Questions have been circulating in the tech world since it was announced that Devside will develop an app for use across the country in contact tracing.
Devside is the creation of entrepreneur Jean-Paul De Ville de Goyet, whose previous ventures include Troty e-scooters, Choupy’s bagel bar and RestoMinute, a restaurant reservation app.
In fact RestoMinute was one of the companies mentioned as a client of Devside, although the two companies are owned by the same man. The same is true for Lawrenza, a personal assistant app for lawyers, and for smart mobility coach Jeasy.
More worrying however is the fact that some of the companies cited as clients have never worked with Devside – until recently known as JPDVDG, the owner’s initials.
The VRT contacted some of the companies concerned, and found that Pizza Hut denied ever working with the company.
“We have never worked directly with Devside,” said a Pizza Hut spokesperson. “Someone who once worked as a self-employed person once built an application with us. We are going to ask if they can remove our logo from their page.”
Another reference, the bank Belfius, declined to discuss their relationship, but soon after the VRT enquired, the Belfius logo had also been removed. At the same time, the logo of BMW also disappeared.
Contacted by the broadcaster, Frank Robben, the man charged with most of the government work in the health sector, who managed the bidding process for the tracing app contract, defended the result.
Robben said he did not approve of what Devside was doing with regard to references, but in any case those were not the reason Devside won the contract.
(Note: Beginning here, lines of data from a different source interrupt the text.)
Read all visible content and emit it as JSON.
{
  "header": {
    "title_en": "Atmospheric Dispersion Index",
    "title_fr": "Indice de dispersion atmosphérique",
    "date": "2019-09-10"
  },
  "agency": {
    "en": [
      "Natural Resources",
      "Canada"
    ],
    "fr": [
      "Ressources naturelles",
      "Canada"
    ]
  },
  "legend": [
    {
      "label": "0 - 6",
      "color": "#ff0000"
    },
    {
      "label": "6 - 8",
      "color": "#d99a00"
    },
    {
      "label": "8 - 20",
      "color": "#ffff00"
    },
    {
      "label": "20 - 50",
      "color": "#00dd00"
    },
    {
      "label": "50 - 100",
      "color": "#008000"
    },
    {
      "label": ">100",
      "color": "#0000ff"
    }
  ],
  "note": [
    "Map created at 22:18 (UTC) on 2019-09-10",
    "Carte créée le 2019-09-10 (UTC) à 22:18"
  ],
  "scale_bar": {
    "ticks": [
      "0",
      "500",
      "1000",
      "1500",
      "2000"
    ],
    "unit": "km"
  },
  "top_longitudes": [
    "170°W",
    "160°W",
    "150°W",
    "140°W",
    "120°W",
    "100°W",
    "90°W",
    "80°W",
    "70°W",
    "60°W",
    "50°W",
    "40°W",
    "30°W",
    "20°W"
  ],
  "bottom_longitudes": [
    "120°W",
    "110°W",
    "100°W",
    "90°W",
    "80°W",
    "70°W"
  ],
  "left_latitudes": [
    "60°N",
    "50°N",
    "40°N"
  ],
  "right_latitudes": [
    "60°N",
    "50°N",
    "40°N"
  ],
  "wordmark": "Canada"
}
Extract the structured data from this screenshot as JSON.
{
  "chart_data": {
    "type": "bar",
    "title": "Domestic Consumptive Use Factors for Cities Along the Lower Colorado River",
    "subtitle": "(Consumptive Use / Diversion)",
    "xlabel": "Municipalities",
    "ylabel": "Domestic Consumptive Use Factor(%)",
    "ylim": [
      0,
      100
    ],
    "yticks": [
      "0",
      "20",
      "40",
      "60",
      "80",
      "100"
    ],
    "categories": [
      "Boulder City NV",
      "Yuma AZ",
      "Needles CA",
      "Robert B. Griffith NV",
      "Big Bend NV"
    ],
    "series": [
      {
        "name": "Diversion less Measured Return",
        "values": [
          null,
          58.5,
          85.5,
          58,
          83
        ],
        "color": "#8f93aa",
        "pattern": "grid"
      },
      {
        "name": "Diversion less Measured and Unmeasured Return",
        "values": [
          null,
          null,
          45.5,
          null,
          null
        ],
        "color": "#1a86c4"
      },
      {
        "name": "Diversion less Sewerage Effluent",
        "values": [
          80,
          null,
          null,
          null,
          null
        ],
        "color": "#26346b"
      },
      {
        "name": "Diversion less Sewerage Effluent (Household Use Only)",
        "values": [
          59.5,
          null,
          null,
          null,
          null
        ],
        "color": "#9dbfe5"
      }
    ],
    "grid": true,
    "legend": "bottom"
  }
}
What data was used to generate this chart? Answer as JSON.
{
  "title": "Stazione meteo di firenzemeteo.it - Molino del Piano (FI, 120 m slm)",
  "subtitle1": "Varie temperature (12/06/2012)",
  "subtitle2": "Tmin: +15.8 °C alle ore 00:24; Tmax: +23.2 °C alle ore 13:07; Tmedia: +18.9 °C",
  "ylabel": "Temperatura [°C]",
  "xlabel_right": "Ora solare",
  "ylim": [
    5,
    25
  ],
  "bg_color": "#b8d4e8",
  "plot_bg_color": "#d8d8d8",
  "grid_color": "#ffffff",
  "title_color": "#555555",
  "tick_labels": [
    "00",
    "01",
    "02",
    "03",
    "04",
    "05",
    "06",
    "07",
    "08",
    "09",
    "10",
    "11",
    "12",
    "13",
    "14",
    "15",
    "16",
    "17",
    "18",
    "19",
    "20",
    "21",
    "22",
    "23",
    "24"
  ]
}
Devside was one of only two applicants; the other was a consortium involving telecoms operator Proximus and SAP, a German company that has a track record of developing tracing apps for the German and Luxembourg governments. And in fact, the Devside app will be built on the basis of the Corona Warn app made by SAP.
The difference appears to come down to cost. Proximus-SAP were asking for more than €4 million, Robben said. The Devside bid has not been revealed, but is thought to be many times less than that.